- View towards the church
- Kostomlaty pod Řípem Location in the Czech Republic
- Coordinates: 50°22′59″N 14°19′59″E﻿ / ﻿50.38306°N 14.33306°E
- Country: Czech Republic
- Region: Ústí nad Labem
- District: Litoměřice
- First mentioned: 1285

Area
- • Total: 7.90 km^{2} (3.05 sq mi)
- Elevation: 219 m (719 ft)

Population (2026-01-01)
- • Total: 421
- • Density: 53.3/km^{2} (138/sq mi)
- Time zone: UTC+1 (CET)
- • Summer (DST): UTC+2 (CEST)
- Postal code: 413 01
- Website: www.kostomlaty-pod-ripem.cz

= Kostomlaty pod Řípem =

Kostomlaty pod Řípem is a municipality and village in Litoměřice District in the Ústí nad Labem Region of the Czech Republic. It has about 400 inhabitants.

==Etymology==
The name Kostomlaty was derived from the Czech words kost ('bone') and mlátit ('thresh'). It was a village of people who threshed bones.

==Geography==
Kostomlaty pod Řípem is located about 22 km southeast of Litoměřice and 31 km north of Prague. It lies in a predominantly agricultural landscape; the western part of the municipality with the village proper lies in the Lower Ohře Table and the eastern part lies in the Central Elbe Table. The highest point is at 269 m above sea level. The mountain Říp, included in the name of the municipality, is located west of Kostomlaty pod Řípem, outside its territory.

==History==
The first written mention of Kostomlaty pod Řípem is from 1285. At that time the village was divided into two parts, one being owned by Lord Lévy and one being administered as part of neighbouring Ctiněves. In 1352, the village was acquired by the monastery in Glatz (now Kłodzko, Poland). In 1571, the village with the local fortress was sold to the Lobkowicz family.
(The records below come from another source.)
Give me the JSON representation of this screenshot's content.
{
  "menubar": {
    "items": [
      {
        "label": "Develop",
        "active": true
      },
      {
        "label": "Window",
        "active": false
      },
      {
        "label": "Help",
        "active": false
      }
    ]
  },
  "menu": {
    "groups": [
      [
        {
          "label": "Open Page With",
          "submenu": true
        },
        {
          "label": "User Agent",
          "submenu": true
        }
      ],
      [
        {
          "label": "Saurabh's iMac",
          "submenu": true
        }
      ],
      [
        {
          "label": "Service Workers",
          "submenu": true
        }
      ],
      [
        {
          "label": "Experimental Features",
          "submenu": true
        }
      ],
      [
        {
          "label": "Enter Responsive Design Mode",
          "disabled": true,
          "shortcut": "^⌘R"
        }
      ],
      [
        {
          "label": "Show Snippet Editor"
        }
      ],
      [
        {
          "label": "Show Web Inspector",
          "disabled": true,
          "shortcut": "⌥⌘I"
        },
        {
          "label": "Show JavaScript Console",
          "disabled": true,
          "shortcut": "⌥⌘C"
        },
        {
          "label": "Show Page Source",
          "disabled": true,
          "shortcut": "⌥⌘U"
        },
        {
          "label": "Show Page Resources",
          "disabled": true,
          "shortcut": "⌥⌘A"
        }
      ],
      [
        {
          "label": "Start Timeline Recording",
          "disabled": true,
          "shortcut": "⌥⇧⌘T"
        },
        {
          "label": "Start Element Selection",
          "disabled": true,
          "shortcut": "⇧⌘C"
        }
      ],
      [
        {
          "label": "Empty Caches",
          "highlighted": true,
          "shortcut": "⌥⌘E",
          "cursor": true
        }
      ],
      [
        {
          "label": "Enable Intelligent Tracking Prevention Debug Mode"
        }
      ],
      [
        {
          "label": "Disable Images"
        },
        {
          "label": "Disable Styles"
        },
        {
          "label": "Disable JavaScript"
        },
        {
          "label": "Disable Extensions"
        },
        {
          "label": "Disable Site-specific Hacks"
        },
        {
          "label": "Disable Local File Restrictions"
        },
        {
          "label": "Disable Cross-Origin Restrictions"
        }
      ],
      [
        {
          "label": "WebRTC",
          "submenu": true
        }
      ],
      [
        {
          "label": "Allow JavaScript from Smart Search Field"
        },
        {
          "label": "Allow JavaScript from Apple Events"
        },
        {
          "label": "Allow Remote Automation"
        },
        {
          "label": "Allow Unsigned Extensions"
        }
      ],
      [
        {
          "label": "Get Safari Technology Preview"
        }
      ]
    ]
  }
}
On 15 March 1575, Emperor Maximilian II exchanged the Kostomlaty estate for the village of Altwilmsdorf (now Stary Wielisław) near Glatz, which had previously been held by the Bohemian sovereign. As a result, Kostomlaty became a royal property.

==Transport==
Kostomlaty pod Řípem is located on the short railway line Straškov–Vraňany.

==Sights==
The main landmark of Kostomlaty pod Řípem is the Church of Saints Peter and Paul. It was built in the late Romanesque style, probably in the first quarter of the 13th century. The Renaissance tower was added in the first half of the 16th century and modified in the Baroque style in 1748.